Compliance Plans Should Reduce Risk, Not Create Liability
December 3, 2014
Calls for improved corporate compliance are coming from boards of directors, shareholders and government. Board members are now exposed to personal liability for failing to ensure an adequate program. Outside and in-house counsel constantly remind upper management that legal developments around the globe demand focus on compliance.
Given these developments, there is little corporate resistance to the concept of implementing a compliance program. But once there is a commitment to crafting a program, it may be patched together with insufficient planning. Personnel may have the compliance function thrust upon them without adequate training, or they may be given a copy of a program from an established competitor and encouraged to use it to fashion a new plan.
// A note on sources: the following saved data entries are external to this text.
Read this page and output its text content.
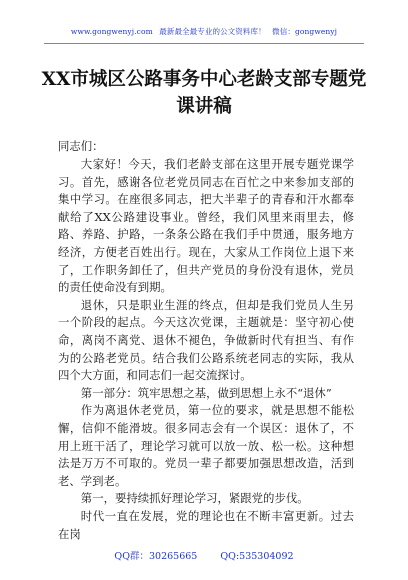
www.gongwenyj.com 最新最全最专业的公文资料库！ 微信：gongwenyj
XX市城区公路事务中心老龄支部专题党
课讲稿

同志们：

大家好！今天，我们老龄支部在这里开展专题党课学习。首先，感谢各位老党员同志在百忙之中来参加支部的集中学习。在座很多同志，把大半辈子的青春和汗水都奉献给了XX公路建设事业。曾经，我们风里来雨里去，修路、养路、护路，一条条公路在我们手中贯通，服务地方经济，方便老百姓出行。现在，大家从工作岗位上退下来了，工作职务卸任了，但共产党员的身份没有退休，党员的责任使命没有到期。

退休，只是职业生涯的终点，但却是我们党员人生另一个阶段的起点。今天这次党课，主题就是：坚守初心使命，离岗不离党、退休不褪色，争做新时代有担当、有作为的公路老党员。结合我们公路系统老同志的实际，我从四个大方面，和同志们一起交流探讨。

第一部分：筑牢思想之基，做到思想上永不“退休”

作为离退休老党员，第一位的要求，就是思想不能松懈，信仰不能滑坡。很多同志会有一个误区：退休了，不用上班干活了，理论学习就可以放一放、松一松。这种想法是万万不可取的。党员一辈子都要加强思想改造，活到老、学到老。

第一，要持续抓好理论学习，紧跟党的步伐。

时代一直在发展，党的理论也在不断丰富更新。过去在岗

QQ群：30265665 QQ:535304092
That may enable management to “check the box” and report that compliance is a priority, but it’s an approach that can prove lethal. When plans are adapted without careful analysis, poorly crafted documents emerge. Some provisions may then be ignored because they are too impractical to implement, and reporting and auditing provisions may be deemed too burdensome to follow.
Assessing risk requires a comprehensive review of the business lines, including the federal statutes implicated in the operations of the business, the countries involved and their reputations for corruption. Vendor relationships should be reviewed, as should any particular practices closely scrutinized by the government. Lawsuits and regulatory probes should be reviewed.
Consideration should be given to conducting these kinds of activities in a privileged context.